Willis and her colleagues believe their approach is paying off. An evaluation by Warrington community health council, published last month, found that 92% of patients were completely, or very, satisfied by the centre's service. Their response to being treated by nurses was also positive: 80% rated the quality of care as excellent or very good.

Teamwork is the key, says Willis. "Say one of my older patients had congestive cardiac failure and had some prescription complication, I can liaise with my GP colleagues to formulate the best care for them." It is also an egalitarian way of working. "I have a truly collegiate relationship with my colleagues, which differs greatly from my experiences when I worked in traditional practices where I was regarded as just an employee."

This spirit is reflected in Appleton's practice of offering patients a joint consultation with a GP and a nurse, should they prefer, although many have been satisfied to see a nurse alone.

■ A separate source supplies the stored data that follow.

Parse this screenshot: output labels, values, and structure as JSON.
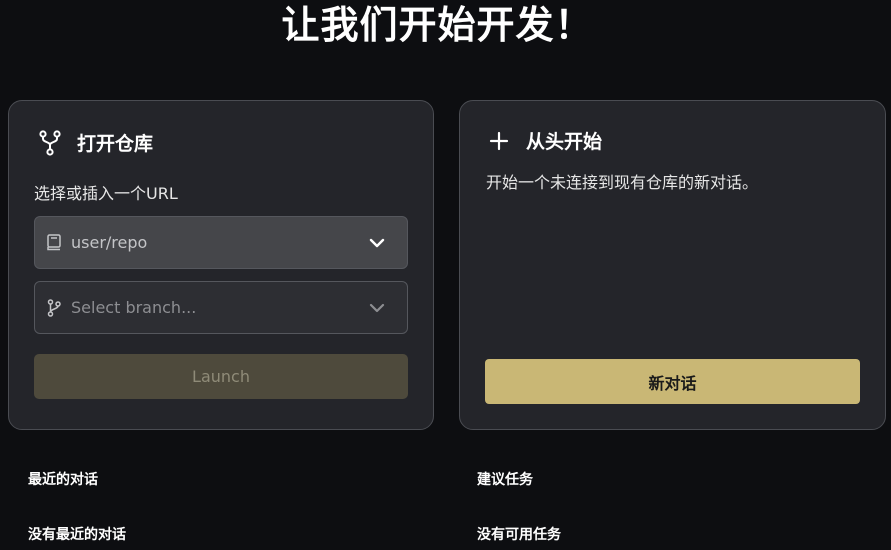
{
  "page_title": "让我们开始开发！",
  "open_repo": {
    "title": "打开仓库",
    "icon": "git-fork-icon",
    "label": "选择或插入一个URL",
    "repo_select": {
      "value": "user/repo",
      "icon": "repo-book-icon"
    },
    "branch_select": {
      "placeholder": "Select branch...",
      "icon": "git-branch-icon"
    },
    "launch_label": "Launch"
  },
  "from_scratch": {
    "title": "从头开始",
    "icon": "plus-icon",
    "description": "开始一个未连接到现有仓库的新对话。",
    "new_conversation_label": "新对话"
  },
  "recent": {
    "title": "最近的对话",
    "empty": "没有最近的对话"
  },
  "suggested": {
    "title": "建议任务",
    "empty": "没有可用任务"
  },
  "colors": {
    "background": "#0d0e11",
    "card": "#24252a",
    "accent": "#c9b775",
    "launch_disabled": "#4e4a3c"
  }
}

And patients are seen very much as partners in the process.

"The patients get a print-out of every consultation," says Willis. "We encourage them to use our internet connection and provide them with useful sites with which they can educate themselves."

The practice team reports none of the difficulties with referrals or diagnostic tests that have surfaced at some of the other pilot sites. "Consultants have had no problems with taking referrals from me," says Willis.

There has also been little hostility from local GPs, says Eric Hodgson, acting chief executive of the Warrington Community Health trust. "When we first started, local GPs were curious about what we were doing but remained neutral. Now, that neutrality has changed into enthusiasm and six of the practices will go PMS in October."

But Willis, who has an MSc in clinical nursing from Liverpool University and teaches the subject there two-and-a-half days a week (taking her total income to just over £28,000 a year), does recognise the problem of lack of recognition on the part of nursing's regulators. They are, she says, "still behind what is happening".